Habermas essaye de se tirer d’affaire en déplaçant le social objectivé vers le monde social vécu qui n’est alors plus seulement le croisement de vécus subjectifs-intersubjectifs, mais bien l’essentiel des référents de la communication. Il est l’ensemble des normes établies et des procédures normatives en cours, en même temps que la cristallisation de pratiques sanctionnées par la tradition et de savoirs servant de points d’appui aux activités quotidiennes. Il devient par conséquent une sorte de monde transcendant à la communication, puisqu’il domine à la fois ses procédures et ses contenus, son passé, son présent et son avenir. Selon Habermas, il ne s’agit que d’une quasi transcendance, c’est à dire d’une pragmatique du langage qui n’est pas institution intemporelle et anthropologique des pratiques, mais bien le point de fixation, le noeud des relations et des interactions entre agir communicationnel et procédures qui permettent cet agir. Force est toutefois de constater qu’il ne peut rendre compte de l’historicité de ces relations et interactions, si ce n’est en renvoyant à des logiques d’évolution (et d’apprentissage) dont il ne peut véritablement donner raison. La quasi transcendance se révèle, en ce sens, équivoque, elle assume les fonctions d’une transcendance vraie tout en le niant, elle avoue ainsi qu’elle est incapable d’imposer sa loi au monde systémique et qu’il ne lui reste qu’à déplorer la colonisation rampante du monde social vécu. A proprement parler elle n’est qu’une transcendance sans vigueur, c’est à dire une fausse transcendante qui doit prendre le monde tel qu’il est ou tel qu’il se donne dans l’empirie. La raison communicationnelle s’abandonne à ce qu’elle prétend régenter idéalement, c’est à dire donne son aval aux relations de pouvoir et de domination présentes dans les rapports de communication. Elle ne questionne ni la relation unilatérale de la « poiesis » au monde (qui vise à en faire une matière première de la valorisation), ni non plus la captation de l’imaginaire par l’esthétique de la marchandise. Elle ignore superbement que la relation mimétique au monde (la façon de s’y adapter et de l’habiter) devient de plus en plus une relation aux artefacts de la seconde nature, au travail mort et à ses objets.

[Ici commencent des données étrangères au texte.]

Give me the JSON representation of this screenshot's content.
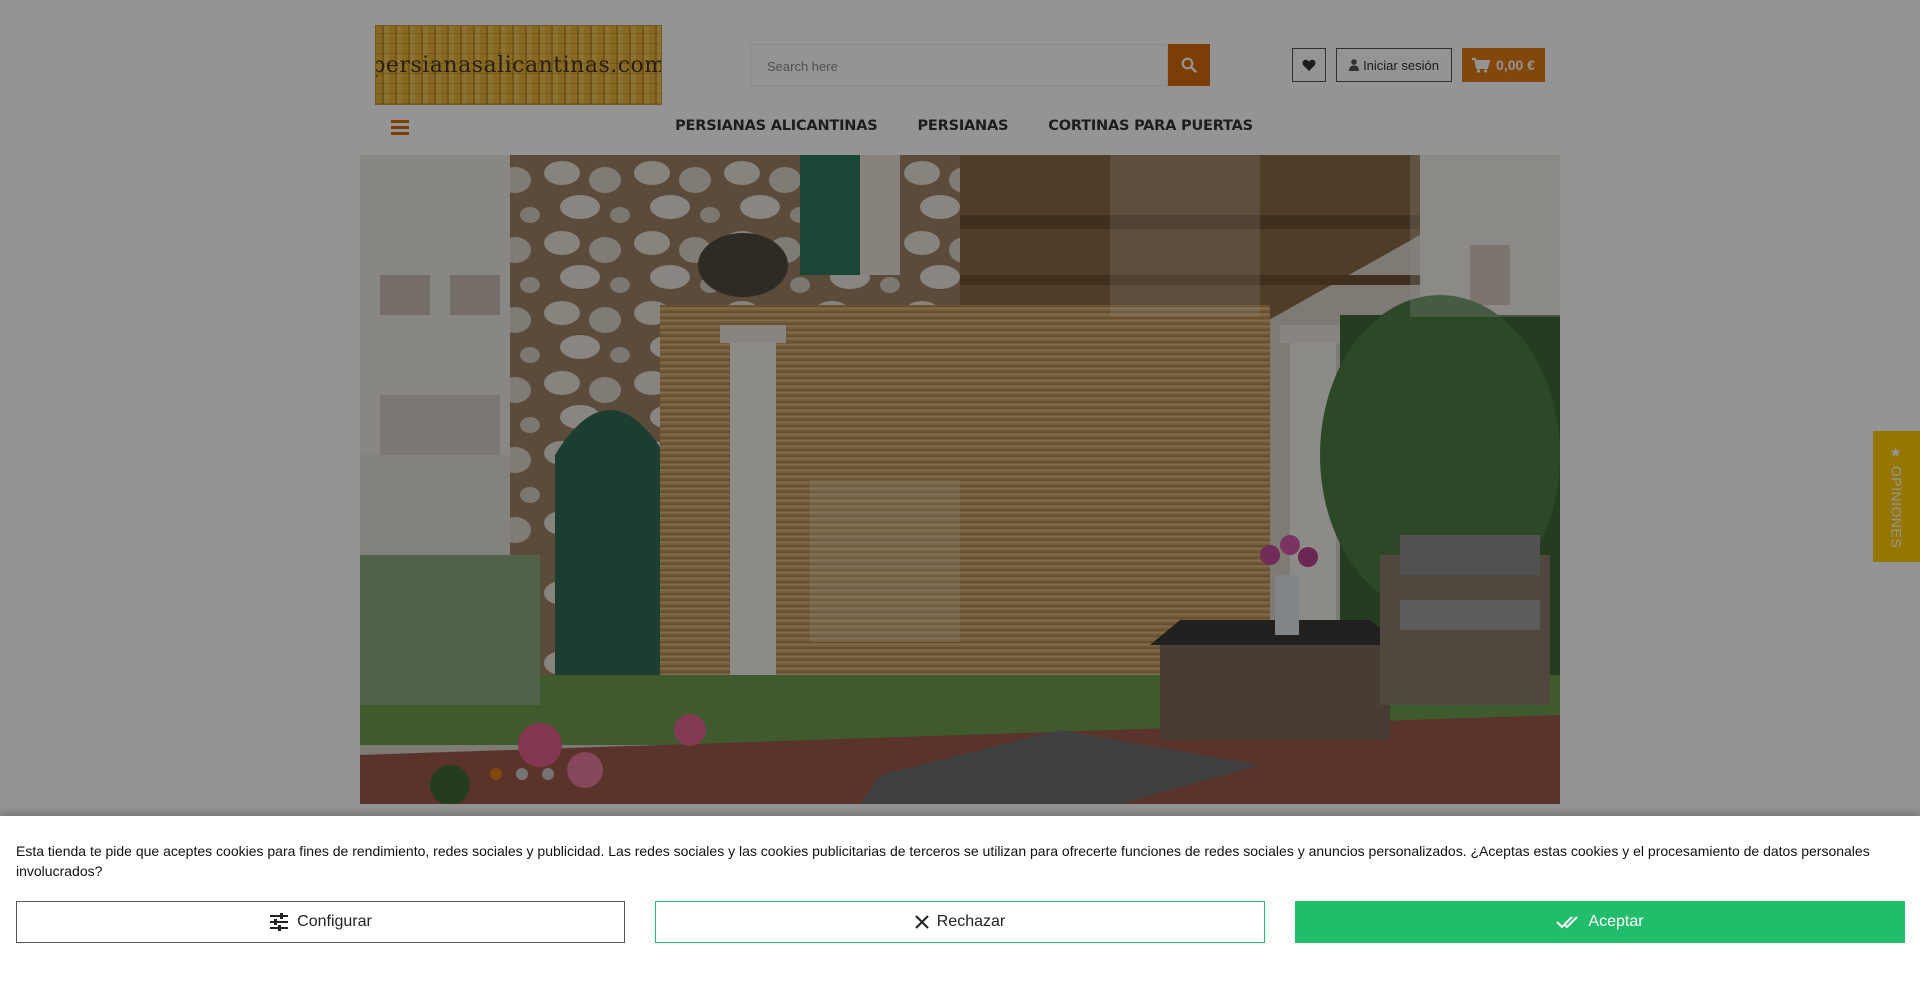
{
  "header": {
    "logo_text": "persianasalicantinas.com",
    "search": {
      "placeholder": "Search here"
    },
    "login_label": "Iniciar sesión",
    "cart_total": "0,00 €"
  },
  "nav": {
    "items": [
      "PERSIANAS ALICANTINAS",
      "PERSIANAS",
      "CORTINAS PARA PUERTAS"
    ]
  },
  "slider": {
    "slide_count": 3,
    "active_index": 0
  },
  "opinions_tab": {
    "label": "★ OPINIONES"
  },
  "cookie_banner": {
    "text": "Esta tienda te pide que aceptes cookies para fines de rendimiento, redes sociales y publicidad. Las redes sociales y las cookies publicitarias de terceros se utilizan para ofrecerte funciones de redes sociales y anuncios personalizados. ¿Aceptas estas cookies y el procesamiento de datos personales involucrados?",
    "configure_label": "Configurar",
    "reject_label": "Rechazar",
    "accept_label": "Aceptar"
  },
  "colors": {
    "accent": "#e07b12",
    "search_button": "#d46b08",
    "accept_green": "#21bd6a",
    "opinions_yellow": "#ffcc00"
  },
  "icons": {
    "search_button": "search-icon",
    "wishlist": "heart-icon",
    "login": "user-icon",
    "cart": "cart-icon",
    "menu": "hamburger-menu-icon",
    "configure": "sliders-icon",
    "reject": "close-icon",
    "accept": "double-check-icon"
  }
}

Habermas qui ne manque pas de sensibilité théorique n’a pas voulu en rester là. Il s’est efforcé, au contraire, de montrer qu’il pouvait y avoir une médiation entre le monde social vécu et le monde systémique. Et l’on voit bien l’enjeu stratégique de cet effort théorique : il s’agit de faire la démonstration que les modalités de la médiation ouvrent la possibilité d’une emprise du monde social vécu sur le monde systémique et ses « abstractions réelles » (les media de communication). Dans le livre qu’il dédie à la théorie du droit et de l’État Faktizität, und Geltung (Facticité et validité) (1992) il se propose de donner l’amorce d’une théorie discursive du droit et de l’État démocratique qui prenne comme point de départ la tension permanente qui se fait jour entre la facticité et la validité normative. Mais il insiste très fortement sur un point qui lui paraît essentiel, il ne s’agit pas d’opposer la raison pratique (au sens kantien) à la facticité. La raison pratique, en effet, relève d’une philosophie de la conscience (et du sujet) qui ne peut que constater l’opposition irréductible entre l’intelligible et le phénoménal, entre le devoir être et le factuel et c’est cela qu’il s’agit d’éviter. La tension qu’il faut prendre en compte, c’est celle qui se manifeste entre la facticité et les rationalisations communicationnelles du monde social vécu et dont le point d’aboutissement se traduit dans des combinaisons variables changeantes de facticité et de validité. Ce ne sont pas en effet des contenus normatifs qui peuvent s’imposer, ce sont des procédures communicationnelles, des échanges discursifs qui se confrontent à la réalité sociale (en particulier aux ordres juridiques) pour l’aménager et la modifier. La mise au point de règles ne se produit pas à partir d’une normativité abstraite, mais à partir d’idéalisations auxquelles procèdent ceux qui agissent dans et à travers des processus discursifs. Le terme d’idéalisation ne doit pas d’ailleurs conduire à des méprises : on n’a pas affaire à des orientations normatives totalement décontextualisées, puisque selon Habermas, les orientations retenues pour transformer l’agir et le contexte de l’agir, le sont à partir de la réflexivité des processus de socialisation. Les participants aux processus communicationnels n’échangent pas des arguments sans essayer de faire valoir en même temps des motifs empiriques et des considérations d’opportunité.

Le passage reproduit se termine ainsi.